Chicago still eager to hear from you, Mr. Trump

As one who loves Chicago, I hope President Donald Trump is not toying with my affections.

So far, the native New Yorker had been treating Chicago like the weather; he can’t stop talking about it, but is there really much he can do about it?

He’s been talking about Chicago’s violence epidemic since a June 29, 2015 meeting with the Chicago Tribune editorial board, which he addressed as if he was bringing news of which Chicagoans already were not painfully aware:

“Crime in Chicago is out of control, and I will tell you, outside of Chicago, it’s a huge negative and a huge talking point, a huge negative for Chicago,” he said. “You’ve got to stop it. You’re not going to stop it by being nice.”

Trump has made numerous other references to Chicago’s homicide problems as a candidate and nominee. Each time, he sounds sympathetic, bemoaning how terribly “sad” Chicago’s situation is. Hosting a meeting of county sheriffs in the White House Tuesday, he segued into how Chicago’s “hundreds of shootings a month” are “worse than some of the places that we read about in the Middle East, where you have wars going on.”

The problem is bad, although Trump’s numbers are inflated. Chicago did record more than 700 homicides last year for the first time in 19 years. That was more than New York’s and Los Angeles’ numbers combined.

The reasons are multiple, an imperfect storm of long-simmering distrust between police and civilians, a flood of guns from neighboring suburbs and states, huge deficits in city and state budgets, political gridlock holding up funding for violence reduction programs — you name it.

Chicago, Democrat-controlled like most major American cities, has long been a target of conservative criticism, even more so after the city’s favorite son, Barack Obama, became president. Suddenly, its local woes became a convenient symbol for national Republicans who wanted to highlight Democratic failures.

Sure, the city’s leaders bear the main responsibility for its success or failures. But now that Trump has stepped into the problem, he also owns a piece of it. He needs to do more than use Chicago’s woes as an excuse to pander to his own base.

That sort of cynicism was most apparent in a Jan. 24 tweet that threatened to “send in the Feds” if Chicago didn’t do something to reduce its violence.

Yet Trump is full of surprises.
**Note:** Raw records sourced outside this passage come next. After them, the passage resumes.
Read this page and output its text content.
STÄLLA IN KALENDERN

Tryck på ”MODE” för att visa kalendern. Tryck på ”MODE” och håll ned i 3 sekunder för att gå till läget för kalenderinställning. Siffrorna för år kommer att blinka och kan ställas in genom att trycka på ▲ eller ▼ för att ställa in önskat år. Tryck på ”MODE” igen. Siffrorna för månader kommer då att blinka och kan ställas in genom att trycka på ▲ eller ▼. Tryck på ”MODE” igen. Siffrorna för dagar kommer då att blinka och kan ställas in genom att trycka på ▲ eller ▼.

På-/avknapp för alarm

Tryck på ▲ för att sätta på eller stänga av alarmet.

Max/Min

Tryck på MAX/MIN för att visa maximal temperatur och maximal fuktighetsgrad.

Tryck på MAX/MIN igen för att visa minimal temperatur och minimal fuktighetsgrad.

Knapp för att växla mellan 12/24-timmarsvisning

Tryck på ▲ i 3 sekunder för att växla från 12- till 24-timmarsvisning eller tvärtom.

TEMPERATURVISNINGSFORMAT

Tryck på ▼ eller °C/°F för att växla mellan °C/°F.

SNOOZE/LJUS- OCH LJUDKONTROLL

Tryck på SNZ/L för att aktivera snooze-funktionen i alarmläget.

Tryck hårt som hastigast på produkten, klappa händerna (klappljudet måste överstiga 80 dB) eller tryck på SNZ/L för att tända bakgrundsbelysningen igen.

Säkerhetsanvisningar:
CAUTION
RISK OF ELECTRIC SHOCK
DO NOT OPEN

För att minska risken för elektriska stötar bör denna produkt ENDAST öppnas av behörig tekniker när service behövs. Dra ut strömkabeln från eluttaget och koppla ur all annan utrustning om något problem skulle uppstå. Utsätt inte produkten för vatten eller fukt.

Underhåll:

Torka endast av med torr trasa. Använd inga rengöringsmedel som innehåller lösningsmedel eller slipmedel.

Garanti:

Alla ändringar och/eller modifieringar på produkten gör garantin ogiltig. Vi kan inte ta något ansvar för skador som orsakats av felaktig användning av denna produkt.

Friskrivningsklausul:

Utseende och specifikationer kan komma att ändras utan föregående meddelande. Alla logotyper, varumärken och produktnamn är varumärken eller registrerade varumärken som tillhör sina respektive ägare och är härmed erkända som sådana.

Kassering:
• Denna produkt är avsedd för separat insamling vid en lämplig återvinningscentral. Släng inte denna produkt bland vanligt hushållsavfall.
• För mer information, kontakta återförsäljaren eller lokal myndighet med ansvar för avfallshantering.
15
Without any advance public notice, he signed three new executive orders late Thursday after he swore in newly confirmed Attorney General Jeff Sessions.

The orders direct Sessions to establish a task force and produce at least one report within the next year with recommendations on how to reduce violent crime, illegal immigration and drug trafficking.

The conservative, get-tough approach to crime-fighting favored by Sessions and Trump runs counter to the findings of a just-completed Department of Justice investigation of Chicago’s police. Obama’s DOJ was not shy about using civil rights laws to force police departments across the country to change how they interact with suspects and citizens — the opposite of what is suggested by Trump’s threat to “send in the Feds.”

If he’s truly interested in helping Chicago, Sessions will study the DOJ’s report with an open mind. It details how poor training, low police morale and a cover-up culture contribute to poor relations between police and citizens. It would be a mistake to discard those findings.

Getting tough isn’t everything. To get the violence under control, Chicago must first rebuild trust between its police and the communities they serve.

Those of us who love Chicago and other similarly troubled American cities should care less about who’s liberal or who’s conservative than about what works.